Gabon and CAFI have agreed that this first payment will go towards activities that further decrease CO2 emissions through investments into community forestry, scientific research, forest management practices, protected areas system and government capacity, and that further enhance the income, livelihoods, and wellbeing of communities in Gabon.
Gabon has preserved much of its pristine rainforest since the early 2000s in creating 13 national parks, one of which is listed UNESCO World Heritage Site. Its forests absorb a total of 140 million tons of CO2 every year, the equivalent of removing 30 million cars from the road globally.
Gabon has also made significant advances in sustainable management of its timber resources outside the parks, with an ambition to ensure that all forest concessions are FSC-certified. Forest spans over 88% of its territory, and deforestation rates have been consistently low (less than 0.08%) since 1990.
Gabon’s forests house pristine wildlife and megafauna including 60% of the remaining forest elephants, sometimes called the “architects” or “gardeners” of the forest for their roles in maintaining healthy ecosystems and recently listed as critically endangered.
Why Central African Forests?
1. Rainforests have the potential to mitigate ongoing global crises
Climate change and biodiversity loss are the defining challenges of our generation.
Rainforests stock and absorb carbon and are home to more than 50% of terrestrial biodiversity, while only covering 6% of the Earth’s surface.
2. The Central African forest is unique in its size and features
Central Africa is one of the few remaining regions of the world that absorb more carbon than they emit.

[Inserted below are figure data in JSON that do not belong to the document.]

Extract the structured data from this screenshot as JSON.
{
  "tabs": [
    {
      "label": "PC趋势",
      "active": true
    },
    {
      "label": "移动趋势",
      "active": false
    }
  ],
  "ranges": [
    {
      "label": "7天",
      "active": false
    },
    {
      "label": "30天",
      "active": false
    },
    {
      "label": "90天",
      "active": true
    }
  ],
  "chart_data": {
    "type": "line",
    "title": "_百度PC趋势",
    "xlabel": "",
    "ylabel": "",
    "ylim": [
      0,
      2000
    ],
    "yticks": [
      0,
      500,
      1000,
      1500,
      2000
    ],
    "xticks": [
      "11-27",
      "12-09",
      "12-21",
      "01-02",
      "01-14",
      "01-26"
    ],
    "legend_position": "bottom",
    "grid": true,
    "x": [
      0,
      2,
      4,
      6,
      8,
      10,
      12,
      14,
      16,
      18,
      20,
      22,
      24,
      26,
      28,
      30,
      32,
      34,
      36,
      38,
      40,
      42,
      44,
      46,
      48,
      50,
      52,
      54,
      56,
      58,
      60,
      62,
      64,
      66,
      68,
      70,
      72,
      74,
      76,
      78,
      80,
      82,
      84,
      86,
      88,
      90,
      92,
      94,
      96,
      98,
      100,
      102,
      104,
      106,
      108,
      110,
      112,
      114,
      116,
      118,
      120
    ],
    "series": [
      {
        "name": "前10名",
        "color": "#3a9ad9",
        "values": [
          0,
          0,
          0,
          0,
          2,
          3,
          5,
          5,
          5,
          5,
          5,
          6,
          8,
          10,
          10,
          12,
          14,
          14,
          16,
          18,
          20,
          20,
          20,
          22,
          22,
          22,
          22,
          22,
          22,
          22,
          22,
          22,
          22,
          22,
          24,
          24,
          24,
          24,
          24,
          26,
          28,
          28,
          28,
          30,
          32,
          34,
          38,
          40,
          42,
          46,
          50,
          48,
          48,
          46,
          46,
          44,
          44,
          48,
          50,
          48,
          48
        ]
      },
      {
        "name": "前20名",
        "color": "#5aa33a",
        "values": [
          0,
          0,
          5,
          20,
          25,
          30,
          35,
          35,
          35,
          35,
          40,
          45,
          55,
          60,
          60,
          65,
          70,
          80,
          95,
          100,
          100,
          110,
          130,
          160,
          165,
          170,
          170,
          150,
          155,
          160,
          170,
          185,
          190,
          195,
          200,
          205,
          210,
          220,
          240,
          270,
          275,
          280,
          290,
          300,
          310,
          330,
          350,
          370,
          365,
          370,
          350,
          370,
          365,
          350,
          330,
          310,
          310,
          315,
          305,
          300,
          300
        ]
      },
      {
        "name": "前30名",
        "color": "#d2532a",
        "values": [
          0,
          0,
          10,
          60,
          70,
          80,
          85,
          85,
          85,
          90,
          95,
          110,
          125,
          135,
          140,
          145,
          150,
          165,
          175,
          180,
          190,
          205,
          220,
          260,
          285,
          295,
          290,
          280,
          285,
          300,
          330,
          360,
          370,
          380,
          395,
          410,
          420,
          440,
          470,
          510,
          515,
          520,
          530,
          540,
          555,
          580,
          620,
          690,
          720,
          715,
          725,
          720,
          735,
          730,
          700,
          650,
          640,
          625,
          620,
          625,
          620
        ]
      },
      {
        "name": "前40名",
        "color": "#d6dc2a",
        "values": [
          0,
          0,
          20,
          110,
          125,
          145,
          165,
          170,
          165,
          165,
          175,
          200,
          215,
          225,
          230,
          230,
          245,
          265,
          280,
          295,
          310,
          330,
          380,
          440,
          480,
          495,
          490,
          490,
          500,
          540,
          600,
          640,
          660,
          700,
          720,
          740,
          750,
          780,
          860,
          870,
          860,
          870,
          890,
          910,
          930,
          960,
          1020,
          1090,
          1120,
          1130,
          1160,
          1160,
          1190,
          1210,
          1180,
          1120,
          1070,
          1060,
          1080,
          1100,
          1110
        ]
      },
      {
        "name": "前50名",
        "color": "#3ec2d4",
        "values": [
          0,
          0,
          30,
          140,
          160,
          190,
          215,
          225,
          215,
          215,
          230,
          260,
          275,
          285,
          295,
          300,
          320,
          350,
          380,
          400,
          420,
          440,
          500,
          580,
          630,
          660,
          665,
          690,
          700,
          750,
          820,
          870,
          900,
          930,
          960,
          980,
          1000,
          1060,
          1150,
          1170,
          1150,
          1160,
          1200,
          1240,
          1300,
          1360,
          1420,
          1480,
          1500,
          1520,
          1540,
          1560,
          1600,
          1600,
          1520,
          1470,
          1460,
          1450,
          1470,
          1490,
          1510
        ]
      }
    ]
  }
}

Its forest is the world’s second largest, that sucks out close to 1.5 billion tons of CO2 of the atmosphere or 4% of the world’s emissions every year. It is home to more than 10,000 plant and animal species, many endemic. This forest is the source of food, energy, shelter and spirituality for over 40 million people living in and around it.
3. Central African forests are under threat
The Central African forest has been mostly spared from loss so far, but is under increasing pressure. While trends and causes vary widely with national contexts (the subject of an ongoing CAFI-funded study), the Central African region has totaled a loss of over 6 million hectares of humid primary forest since 2001.